There have been flashes of a most glorious British summer in the last month or so. (There’s also been flash flooding and freezing evenings when I wanted to light the fire, but hey, whose counting?)
On days like this I feel especially blessed that we live where we do, and that we have all this outdoor space to roam around in.
If the weather is nice we can spend the entire day outside, eating all our meals outdoors – at our big garden table, or in Munchkin’s case – on a little step that has become her favourite perch.
Much like the inside of our house – little rooms, nooks and crannies, hidden spaces – our garden isn’t so much one great expanse of space, but several little suntraps, each one perfect at a certain time of day.
And because we live on a hill, our lawn is sloped, making for perfect rolling down the grass games – but less perfect for finding a flat surface on which to put a table.
But I’m not complaining. For sunny family days in the garden I don’t think it can be beaten.
R waters the plants and tinkers in the vegetable patch, Munchkin follows him in and demands: “Peeeez, Peeez, Peeeeeeez,” – fresh garden peas, still in their pods, picked from their twisty vines.
She eats them raw, pod and after pod, before heading back to the veg patch for ; “Mooooore,” (all our vowel sounds are elongated at the moment).
Sometimes she shares the peeeez with the chickens, sometimes she doesn’t.

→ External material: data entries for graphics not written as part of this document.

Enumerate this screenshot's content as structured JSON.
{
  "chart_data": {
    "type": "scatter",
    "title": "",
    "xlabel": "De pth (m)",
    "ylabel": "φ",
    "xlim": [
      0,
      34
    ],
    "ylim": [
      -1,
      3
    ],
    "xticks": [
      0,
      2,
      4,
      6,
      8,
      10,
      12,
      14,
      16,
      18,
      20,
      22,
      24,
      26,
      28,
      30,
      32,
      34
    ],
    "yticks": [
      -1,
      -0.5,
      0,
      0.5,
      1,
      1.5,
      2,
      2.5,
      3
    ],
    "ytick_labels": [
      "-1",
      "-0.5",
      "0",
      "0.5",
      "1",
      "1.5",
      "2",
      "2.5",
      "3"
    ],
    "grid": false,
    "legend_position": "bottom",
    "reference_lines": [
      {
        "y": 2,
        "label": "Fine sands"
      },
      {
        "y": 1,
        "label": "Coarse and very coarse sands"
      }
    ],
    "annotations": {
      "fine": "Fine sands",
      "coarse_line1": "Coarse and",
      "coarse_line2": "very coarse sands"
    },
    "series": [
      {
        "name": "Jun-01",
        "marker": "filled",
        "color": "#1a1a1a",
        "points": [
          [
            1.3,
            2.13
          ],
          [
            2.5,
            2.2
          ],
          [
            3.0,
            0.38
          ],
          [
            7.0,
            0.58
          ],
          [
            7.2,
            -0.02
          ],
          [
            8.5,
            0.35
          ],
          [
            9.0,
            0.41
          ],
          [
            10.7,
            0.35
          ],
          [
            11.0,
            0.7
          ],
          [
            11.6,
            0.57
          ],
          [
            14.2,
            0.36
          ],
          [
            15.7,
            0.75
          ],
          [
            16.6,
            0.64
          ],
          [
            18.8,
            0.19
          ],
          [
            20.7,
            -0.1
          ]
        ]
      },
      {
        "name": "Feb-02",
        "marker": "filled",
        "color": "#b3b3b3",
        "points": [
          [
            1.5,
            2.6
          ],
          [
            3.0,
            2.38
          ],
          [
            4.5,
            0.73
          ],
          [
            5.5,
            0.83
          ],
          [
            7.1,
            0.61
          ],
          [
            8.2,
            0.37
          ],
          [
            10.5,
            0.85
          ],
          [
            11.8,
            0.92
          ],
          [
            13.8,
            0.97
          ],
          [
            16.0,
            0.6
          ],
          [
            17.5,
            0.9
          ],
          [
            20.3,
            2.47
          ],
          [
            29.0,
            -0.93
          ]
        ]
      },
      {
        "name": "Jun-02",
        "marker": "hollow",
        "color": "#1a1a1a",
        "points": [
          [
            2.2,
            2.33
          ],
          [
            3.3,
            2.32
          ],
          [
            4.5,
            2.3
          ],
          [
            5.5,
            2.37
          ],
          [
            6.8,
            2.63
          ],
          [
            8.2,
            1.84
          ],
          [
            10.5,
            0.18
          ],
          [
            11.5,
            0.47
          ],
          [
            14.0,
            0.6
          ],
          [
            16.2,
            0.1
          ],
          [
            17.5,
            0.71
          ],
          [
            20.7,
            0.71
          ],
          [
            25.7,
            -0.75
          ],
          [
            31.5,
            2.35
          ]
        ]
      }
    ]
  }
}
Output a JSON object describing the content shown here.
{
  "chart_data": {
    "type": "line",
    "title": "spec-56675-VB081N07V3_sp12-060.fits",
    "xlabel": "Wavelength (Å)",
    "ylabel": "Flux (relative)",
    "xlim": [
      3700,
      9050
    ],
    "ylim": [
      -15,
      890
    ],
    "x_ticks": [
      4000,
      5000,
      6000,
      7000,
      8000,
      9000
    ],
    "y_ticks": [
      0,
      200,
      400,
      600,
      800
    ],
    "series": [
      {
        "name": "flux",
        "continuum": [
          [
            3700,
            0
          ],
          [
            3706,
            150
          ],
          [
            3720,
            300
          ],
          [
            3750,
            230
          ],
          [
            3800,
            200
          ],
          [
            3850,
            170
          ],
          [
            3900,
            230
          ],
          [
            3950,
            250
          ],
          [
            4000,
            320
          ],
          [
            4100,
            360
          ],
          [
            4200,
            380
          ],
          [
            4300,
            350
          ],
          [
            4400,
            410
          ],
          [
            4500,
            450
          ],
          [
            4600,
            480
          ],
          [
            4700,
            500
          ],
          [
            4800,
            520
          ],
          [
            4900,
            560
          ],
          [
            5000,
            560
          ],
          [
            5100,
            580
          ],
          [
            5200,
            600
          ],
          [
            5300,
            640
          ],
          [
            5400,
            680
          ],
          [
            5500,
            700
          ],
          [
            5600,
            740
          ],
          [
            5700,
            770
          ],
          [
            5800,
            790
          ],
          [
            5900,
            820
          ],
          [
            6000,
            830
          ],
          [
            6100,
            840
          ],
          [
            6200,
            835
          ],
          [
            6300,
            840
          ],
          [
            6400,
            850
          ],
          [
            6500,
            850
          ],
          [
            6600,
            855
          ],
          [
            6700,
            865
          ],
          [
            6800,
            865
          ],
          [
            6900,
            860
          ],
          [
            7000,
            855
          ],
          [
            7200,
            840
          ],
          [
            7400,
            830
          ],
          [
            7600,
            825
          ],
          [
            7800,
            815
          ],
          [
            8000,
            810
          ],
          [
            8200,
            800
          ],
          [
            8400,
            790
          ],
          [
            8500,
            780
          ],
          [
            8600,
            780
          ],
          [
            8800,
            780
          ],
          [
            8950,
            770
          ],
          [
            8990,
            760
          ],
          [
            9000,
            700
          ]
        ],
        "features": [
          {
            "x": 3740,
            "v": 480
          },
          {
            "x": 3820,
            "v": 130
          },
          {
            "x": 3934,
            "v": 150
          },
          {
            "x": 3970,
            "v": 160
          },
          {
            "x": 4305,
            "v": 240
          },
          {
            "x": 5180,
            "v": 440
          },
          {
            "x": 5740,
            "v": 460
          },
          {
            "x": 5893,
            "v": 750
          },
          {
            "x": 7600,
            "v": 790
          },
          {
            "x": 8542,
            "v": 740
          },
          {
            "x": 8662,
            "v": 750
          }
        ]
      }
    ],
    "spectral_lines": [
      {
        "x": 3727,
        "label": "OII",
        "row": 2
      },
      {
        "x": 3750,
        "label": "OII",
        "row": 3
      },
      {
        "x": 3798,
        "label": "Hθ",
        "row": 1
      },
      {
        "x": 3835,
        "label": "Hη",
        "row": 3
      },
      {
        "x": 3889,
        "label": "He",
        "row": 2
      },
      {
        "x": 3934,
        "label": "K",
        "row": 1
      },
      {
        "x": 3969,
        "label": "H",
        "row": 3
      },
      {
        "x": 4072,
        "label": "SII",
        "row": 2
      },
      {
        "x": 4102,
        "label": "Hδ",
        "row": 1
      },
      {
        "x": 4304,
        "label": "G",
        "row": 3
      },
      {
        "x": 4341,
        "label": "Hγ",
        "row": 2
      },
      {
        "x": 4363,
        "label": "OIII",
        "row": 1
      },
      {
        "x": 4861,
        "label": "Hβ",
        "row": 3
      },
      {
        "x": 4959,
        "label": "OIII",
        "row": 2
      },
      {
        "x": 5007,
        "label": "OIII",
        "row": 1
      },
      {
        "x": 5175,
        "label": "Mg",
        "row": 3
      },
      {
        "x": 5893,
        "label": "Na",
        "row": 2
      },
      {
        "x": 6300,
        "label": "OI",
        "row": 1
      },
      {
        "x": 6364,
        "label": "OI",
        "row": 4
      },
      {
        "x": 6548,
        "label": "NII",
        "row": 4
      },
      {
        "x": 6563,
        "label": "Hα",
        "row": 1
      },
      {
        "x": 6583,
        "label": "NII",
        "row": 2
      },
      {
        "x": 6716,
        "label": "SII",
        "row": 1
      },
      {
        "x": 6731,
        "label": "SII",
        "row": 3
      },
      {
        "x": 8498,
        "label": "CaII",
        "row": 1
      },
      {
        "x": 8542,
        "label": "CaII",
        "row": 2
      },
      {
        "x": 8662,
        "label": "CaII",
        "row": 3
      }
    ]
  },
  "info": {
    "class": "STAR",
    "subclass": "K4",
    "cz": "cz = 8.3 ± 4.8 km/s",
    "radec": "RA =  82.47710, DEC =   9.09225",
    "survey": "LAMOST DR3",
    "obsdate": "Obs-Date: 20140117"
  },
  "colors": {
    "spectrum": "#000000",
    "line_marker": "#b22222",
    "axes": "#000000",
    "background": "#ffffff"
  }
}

Then she gets hold of the hose and wanders around drowning the flowers, filling every receptacle she can find with water, pouring it out, refilling it…and repeat.
Sometimes Daddy helps….
She climbs in her sandpit and hides her farm animals in mounds of sand. She gets thrown in the air, tipped upside down and rolled down the hill. She chases chickens. The chickens chase her.
She eats pots of grapes sitting on the grass with sticky fingers and no clothes on and has her breakfast on a wall, watching the world go by, very slowly, in the village…
And I get to tinker with my plants, planting and replanting, moving pots and trying to learn  as I go.
Enjoying all the colours and surprises as unknown plants peel back their green leaves to reveal bursting colours. I pick huge bunches of sweet peas, day after day from all over the garden, marvelling at their heady scent.
In the evening, as the sun sets, we pull up two big chairs at the top of the garden, let the chickens pick about at the grass, and watch as darkness descends over the valley, and the sun slowly dips behind the hill. It feels idyllic. I know we are lucky.